Albert Edwards of Societe General with a few recessionary inputs after my own heart.
One of the biggest surprises in recent weeks has been some of the profit disappointments coming out of the big US retailers who had, until now, generally been considered pretty immune to an economic slowdown. This news increased concern about recession – but not necessarily for the right reasons. Excessive stocks, or inventories, seem to be a big issue among retailers and cutbacks will now occur along the supply chain. Could it be that US demand for Chinese imports gets hit hard just when the Chinese authorities are struggling to revive their moribund economy?
The FT’s Robert Armstrong, in his excellent daily note last Friday, really made me think. Robert wrote, “First-quarter earnings from two big American retailers scared the daylights out of markets this week. Walmart and Target are down 20 per cent and 29 per cent, respectively, since they reported. These two companies are very important for investors because — as nation-spanning sellers of food, clothes, home goods and much else —they provide a window into the health of the American consumer, who drives the American economy and the world’s. So it is not totally illogical that in the wake of the box stores’ poor results, all sorts of consumer staples companies, usually a safe haven in a storm, took a whipping.”
It wasn’t revenues that were the primary cause of the profit disappointment. Rather it was sharply declining margins that many then attributed to rising costs – especially labour costs. However, Armstrong points out that in fact it was the cost of dealing with unwanted inventories that had squeezed margins. He wrote “At Walmart, sales were up 2% from last year’s first quarter. Inventories were up 32%. That is to say: there was $15bn in extra inventory sitting around at Walmart at the end of the quarter. At Target, it was 4% and 43% — $5bn in extra inventory. And what happens when you’ve ordered several billions worth more stuff than your customers want? You mark prices down to get rid of it all. And down go margins.”

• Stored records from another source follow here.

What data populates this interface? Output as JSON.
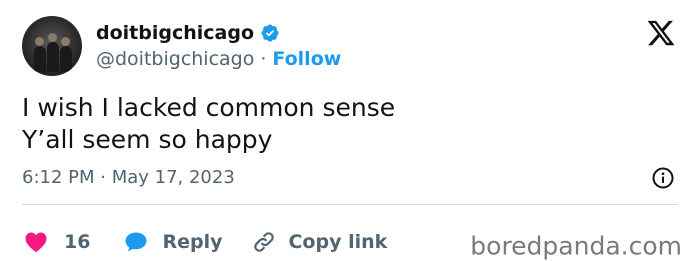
{
  "author": {
    "display_name": "doitbigchicago",
    "handle": "@doitbigchicago",
    "separator": "·",
    "follow_label": "Follow",
    "verified": true
  },
  "tweet": {
    "text": "I wish I lacked common sense\nY’all seem so happy",
    "timestamp": "6:12 PM · May 17, 2023"
  },
  "actions": {
    "like_count": "16",
    "reply_label": "Reply",
    "copy_link_label": "Copy link"
  },
  "icons": {
    "like": "heart-icon",
    "reply": "speech-bubble-icon",
    "copy_link": "link-icon",
    "info": "info-icon",
    "logo": "x-logo-icon",
    "verified": "verified-badge-icon"
  },
  "colors": {
    "accent": "#1d9bf0",
    "like": "#f91880",
    "text_primary": "#0f1419",
    "text_secondary": "#536471",
    "divider": "#cfd9de"
  },
  "watermark": "boredpanda.com"
}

Although inventory liquidation might be good news for taking the heat out of rampant inflation, it certainly isn’t good for future GDP growth as orders will need to be slashed. It got me thinking, if this is a more general problem maybe it helps explain why US CEO confidence has collapsed recently – something which normally precedes an investment downturn. Swings in inventories often dominate the business investment cycle and invariably cause recessions.
Although the title on my business card is “Global Strategist”, my background is as an economist. I was trained in the econ-arts some 40 years ago while working as an applied econometrician at the Bank of England on their economic model. I survived that experience but vowed never to run a regression ever again – and what a release that was!
Despite this close shave with nerd’dum, my economics apprenticeship gave me a good grasp of national accounts and flows of funds (as well as some lifelong friends) so I must thank them for that. But that’s also why I get excited by geeky economics things like inventory data – how sad!
Hence after reading Robert’s note on Walmart and Target’s excess inventory problem, I decided to sniff around the macro data. Going back to the advance Q1 US GDP release, I noted that after business inventories declined in Q3 of last year (by $46bn), they surged in both Q4 of last year (by $212bn) and again in Q1 of this year (by $185bn) – which is around 1% of GDP (see chart below).
But as you may know, inventories contributed to the surprise 1.4% decline in the advance measure of Q1 GDP – contributing fully minus 0.75% (see chart below). That is because, as was drilled into me at the BoE, it is the change in the change in inventories that contributes to GDP growth (ie changes in production relate to changes in the rise or fall of inventories). Hence despite inventories still piling up at an almost record $185bn rate in Q1, they still knocked 0.75% off GDP growth because that was lower than the $212bn rise in Q4 2021.
If you haven’t lost the will to live and have hit the delete button already you may well be asking yourselves, why am I boring you with this geeky econ-trivia? It is because unanticipated excess inventory build-ups, especially during a Fed tightening cycle, can help to trigger a recession. And although inventories deducted 0.75% from Q1 advance GDP growth, they had still risen unusually quickly. The inventory elephant is still filling the room.
At first sight it seems odd to hear reports of excess inventory in the US when there are so many reports about supply interruptions. And indeed, overall inventory/sales (I/S) ratios look exceedingly low both for the retail sector and businesses overall (see chart below).
The very depressed retail I/S ratio is though almost entirely due to the shortage of auto inventories. Looking elsewhere in retail you can see a surge in I/S ratios in some of the key retail categories (see left-hand chart). And just to ram the point home, @MrBlonde_macro tweeted the chart below right with the comment, “Remember late last year when the majority was talking about supply chain bottlenecks and inventory shortages? They couldn’t have been more wrong.”
If we accept there is an inventory issue at the retail level in the US, producers are clearly going to see orders cut. This chart below gives you a clue that the pain might be felt most keenly outside of the US. China is likely to be especially hard hit – just at a time when the authorities there are desperately trying to revive growth. While I think it is only a matter of time before the Fed capitulates, maybe it will actually be China that is forced to (re-)open the liquidity floodgates first.